For everyday wardrobes, the most useful versions are the ones that can live with a white T-shirt, a button-down, a ribbed tank, or a simple knit dress. A single bold pendant can sharpen a plain neckline. A strand of oversize beads can bring warmth to neutral tailoring. Pearls with more volume than delicacy can feel current against denim and silk alike. What these pieces share is longevity of use: they are designed to be worn, not merely admired in a jewelry box.
How the look translates across wardrobes
The appeal of neckollatage is that it solves a styling problem and a shopping problem at once. It gives the wearer a clear focal point, which is especially valuable in an era when accessories are expected to do more visual work on their own.
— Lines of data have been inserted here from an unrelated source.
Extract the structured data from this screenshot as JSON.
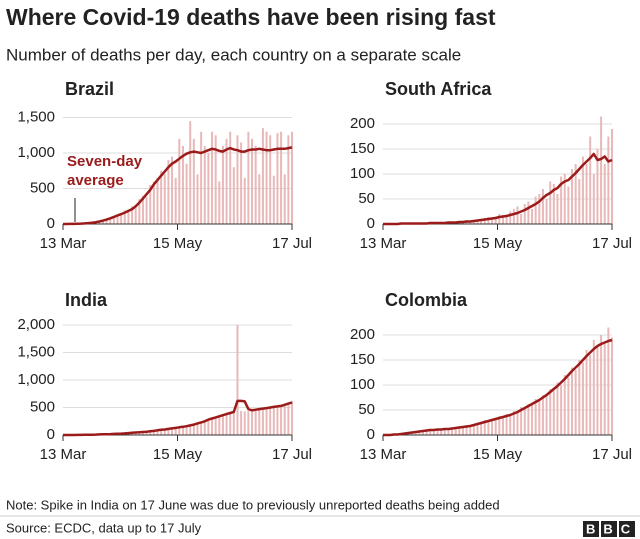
{
  "title": "Where Covid-19 deaths have been rising fast",
  "subtitle": "Number of deaths per day, each country on a separate scale",
  "note": "Note: Spike in India on 17 June was due to previously unreported deaths being added",
  "source": "Source: ECDC, data up to 17 July",
  "logo": "BBC",
  "chart_data": [
    {
      "type": "bar",
      "title": "Brazil",
      "annotation": [
        "Seven-day",
        "average"
      ],
      "x": [
        0,
        2,
        4,
        6,
        8,
        10,
        12,
        14,
        16,
        18,
        20,
        22,
        24,
        26,
        28,
        30,
        32,
        34,
        36,
        38,
        40,
        42,
        44,
        46,
        48,
        50,
        52,
        54,
        56,
        58,
        60,
        62,
        64,
        66,
        68,
        70,
        72,
        74,
        76,
        78,
        80,
        82,
        84,
        86,
        88,
        90,
        92,
        94,
        96,
        98,
        100,
        102,
        104,
        106,
        108,
        110,
        112,
        114,
        116,
        118,
        120,
        122,
        124,
        126
      ],
      "xlim": [
        0,
        126
      ],
      "xticks": [
        {
          "value": 0,
          "label": "13 Mar"
        },
        {
          "value": 63,
          "label": "15 May"
        },
        {
          "value": 126,
          "label": "17 Jul"
        }
      ],
      "ylim": [
        0,
        1550
      ],
      "yticks": [
        0,
        500,
        {
          "value": 1000,
          "label": "1,000"
        },
        {
          "value": 1500,
          "label": "1,500"
        }
      ],
      "grid": true,
      "daily": {
        "color": "#e9b8b8",
        "values": [
          0,
          0,
          2,
          3,
          5,
          7,
          10,
          15,
          20,
          30,
          40,
          50,
          70,
          90,
          110,
          140,
          120,
          190,
          200,
          250,
          270,
          350,
          400,
          380,
          550,
          600,
          650,
          750,
          700,
          900,
          950,
          650,
          1200,
          1100,
          850,
          1450,
          1200,
          700,
          1300,
          1100,
          1000,
          1300,
          1250,
          600,
          1100,
          1200,
          1300,
          800,
          1250,
          1150,
          650,
          1300,
          1200,
          1100,
          700,
          1350,
          1300,
          1250,
          680,
          1280,
          1300,
          700,
          1250,
          1300
        ]
      },
      "average": {
        "color": "#9b1b1b",
        "values": [
          0,
          0,
          1,
          2,
          4,
          6,
          9,
          13,
          18,
          25,
          35,
          48,
          62,
          80,
          100,
          120,
          140,
          160,
          185,
          210,
          250,
          300,
          360,
          420,
          480,
          560,
          620,
          680,
          740,
          800,
          850,
          880,
          920,
          960,
          990,
          1010,
          1020,
          1010,
          1000,
          1020,
          1040,
          1060,
          1050,
          1030,
          1020,
          1050,
          1070,
          1050,
          1040,
          1020,
          1020,
          1040,
          1050,
          1050,
          1060,
          1050,
          1040,
          1040,
          1050,
          1060,
          1060,
          1060,
          1070,
          1080
        ]
      }
    },
    {
      "type": "bar",
      "title": "South Africa",
      "x": [
        0,
        2,
        4,
        6,
        8,
        10,
        12,
        14,
        16,
        18,
        20,
        22,
        24,
        26,
        28,
        30,
        32,
        34,
        36,
        38,
        40,
        42,
        44,
        46,
        48,
        50,
        52,
        54,
        56,
        58,
        60,
        62,
        64,
        66,
        68,
        70,
        72,
        74,
        76,
        78,
        80,
        82,
        84,
        86,
        88,
        90,
        92,
        94,
        96,
        98,
        100,
        102,
        104,
        106,
        108,
        110,
        112,
        114,
        116,
        118,
        120,
        122,
        124,
        126
      ],
      "xlim": [
        0,
        126
      ],
      "xticks": [
        {
          "value": 0,
          "label": "13 Mar"
        },
        {
          "value": 63,
          "label": "15 May"
        },
        {
          "value": 126,
          "label": "17 Jul"
        }
      ],
      "ylim": [
        0,
        220
      ],
      "yticks": [
        0,
        50,
        100,
        150,
        200
      ],
      "grid": true,
      "daily": {
        "color": "#e9b8b8",
        "values": [
          0,
          0,
          0,
          0,
          1,
          1,
          2,
          1,
          1,
          2,
          1,
          2,
          1,
          3,
          2,
          3,
          2,
          4,
          3,
          5,
          4,
          6,
          5,
          8,
          6,
          7,
          9,
          10,
          12,
          14,
          10,
          15,
          20,
          18,
          15,
          25,
          30,
          35,
          20,
          40,
          45,
          30,
          55,
          60,
          70,
          50,
          85,
          80,
          60,
          95,
          100,
          75,
          110,
          120,
          90,
          135,
          120,
          175,
          100,
          150,
          215,
          120,
          175,
          190
        ]
      },
      "average": {
        "color": "#9b1b1b",
        "values": [
          0,
          0,
          0,
          0,
          0,
          1,
          1,
          1,
          1,
          1,
          1,
          1,
          1,
          2,
          2,
          2,
          2,
          2,
          3,
          3,
          3,
          4,
          4,
          5,
          5,
          6,
          7,
          8,
          9,
          10,
          11,
          12,
          14,
          15,
          16,
          18,
          20,
          22,
          25,
          28,
          32,
          36,
          40,
          45,
          52,
          58,
          62,
          68,
          72,
          80,
          85,
          88,
          95,
          102,
          110,
          118,
          125,
          132,
          140,
          128,
          130,
          135,
          125,
          128
        ]
      }
    },
    {
      "type": "bar",
      "title": "India",
      "x": [
        0,
        2,
        4,
        6,
        8,
        10,
        12,
        14,
        16,
        18,
        20,
        22,
        24,
        26,
        28,
        30,
        32,
        34,
        36,
        38,
        40,
        42,
        44,
        46,
        48,
        50,
        52,
        54,
        56,
        58,
        60,
        62,
        64,
        66,
        68,
        70,
        72,
        74,
        76,
        78,
        80,
        82,
        84,
        86,
        88,
        90,
        92,
        94,
        96,
        98,
        100,
        102,
        104,
        106,
        108,
        110,
        112,
        114,
        116,
        118,
        120,
        122,
        124,
        126
      ],
      "xlim": [
        0,
        126
      ],
      "xticks": [
        {
          "value": 0,
          "label": "13 Mar"
        },
        {
          "value": 63,
          "label": "15 May"
        },
        {
          "value": 126,
          "label": "17 Jul"
        }
      ],
      "ylim": [
        0,
        2000
      ],
      "yticks": [
        0,
        500,
        {
          "value": 1000,
          "label": "1,000"
        },
        {
          "value": 1500,
          "label": "1,500"
        },
        {
          "value": 2000,
          "label": "2,000"
        }
      ],
      "grid": true,
      "daily": {
        "color": "#e9b8b8",
        "values": [
          0,
          0,
          0,
          0,
          1,
          2,
          3,
          4,
          6,
          8,
          10,
          13,
          15,
          18,
          20,
          25,
          28,
          32,
          36,
          42,
          48,
          52,
          58,
          62,
          70,
          80,
          88,
          98,
          105,
          115,
          125,
          135,
          145,
          155,
          170,
          180,
          195,
          215,
          240,
          260,
          290,
          310,
          330,
          350,
          380,
          410,
          420,
          440,
          2000,
          440,
          430,
          440,
          450,
          460,
          470,
          480,
          490,
          500,
          510,
          520,
          540,
          560,
          580,
          620
        ]
      },
      "average": {
        "color": "#9b1b1b",
        "values": [
          0,
          0,
          0,
          0,
          1,
          2,
          3,
          4,
          5,
          8,
          10,
          12,
          14,
          17,
          20,
          23,
          26,
          30,
          35,
          40,
          45,
          50,
          55,
          60,
          68,
          75,
          85,
          95,
          100,
          110,
          120,
          130,
          140,
          150,
          160,
          175,
          190,
          210,
          230,
          250,
          280,
          300,
          320,
          340,
          360,
          380,
          400,
          420,
          620,
          620,
          610,
          470,
          450,
          460,
          470,
          480,
          490,
          500,
          510,
          520,
          530,
          550,
          570,
          590
        ]
      }
    },
    {
      "type": "bar",
      "title": "Colombia",
      "x": [
        0,
        2,
        4,
        6,
        8,
        10,
        12,
        14,
        16,
        18,
        20,
        22,
        24,
        26,
        28,
        30,
        32,
        34,
        36,
        38,
        40,
        42,
        44,
        46,
        48,
        50,
        52,
        54,
        56,
        58,
        60,
        62,
        64,
        66,
        68,
        70,
        72,
        74,
        76,
        78,
        80,
        82,
        84,
        86,
        88,
        90,
        92,
        94,
        96,
        98,
        100,
        102,
        104,
        106,
        108,
        110,
        112,
        114,
        116,
        118,
        120,
        122,
        124,
        126
      ],
      "xlim": [
        0,
        126
      ],
      "xticks": [
        {
          "value": 0,
          "label": "13 Mar"
        },
        {
          "value": 63,
          "label": "15 May"
        },
        {
          "value": 126,
          "label": "17 Jul"
        }
      ],
      "ylim": [
        0,
        220
      ],
      "yticks": [
        0,
        50,
        100,
        150,
        200
      ],
      "grid": true,
      "daily": {
        "color": "#e9b8b8",
        "values": [
          0,
          0,
          1,
          1,
          2,
          3,
          4,
          5,
          6,
          7,
          8,
          10,
          9,
          12,
          11,
          12,
          10,
          14,
          13,
          15,
          15,
          18,
          15,
          20,
          17,
          22,
          24,
          26,
          30,
          29,
          33,
          30,
          38,
          35,
          42,
          40,
          48,
          45,
          56,
          55,
          62,
          60,
          72,
          68,
          80,
          78,
          92,
          88,
          105,
          100,
          120,
          115,
          135,
          130,
          150,
          145,
          170,
          160,
          190,
          175,
          200,
          185,
          215,
          195
        ]
      },
      "average": {
        "color": "#9b1b1b",
        "values": [
          0,
          0,
          0,
          1,
          1,
          2,
          3,
          4,
          5,
          6,
          7,
          8,
          9,
          10,
          10,
          11,
          11,
          12,
          12,
          13,
          14,
          15,
          16,
          17,
          18,
          20,
          22,
          24,
          26,
          28,
          30,
          32,
          34,
          36,
          38,
          40,
          43,
          46,
          50,
          54,
          58,
          62,
          66,
          70,
          75,
          80,
          86,
          92,
          98,
          105,
          112,
          120,
          128,
          135,
          142,
          150,
          158,
          165,
          172,
          178,
          182,
          185,
          188,
          190
        ]
      }
    }
  ]
}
It also offers a more disciplined way to buy jewelry: instead of splitting a budget among several light layers, the money goes into one piece with real impact.
The broader shift in jewelry language
The season’s best jewelry is speaking in fuller sentences. Chunky volumes, vivid color, tactile beads, and pearls with personality are all part of a larger move away from jewelry as an afterthought and toward jewelry as the thing that shapes the outfit. That is why the neckollatage trend feels less like a novelty than a correction. It restores emphasis to the chest line, gives necklaces a stronger role in proportion, and makes one well-chosen piece feel more luxurious than a stack ever could.
The old rules have not disappeared, but they have been sharpened. The necklace now has to sit in the right place, say something about the wearer, and justify its existence through form. In that sense, neckollatage is not merely the latest styling trick. It is a more intelligent way to buy jewelry: one strong necklace, worn at the body’s most flattering interval, can do the work of many and still feel entirely of the moment.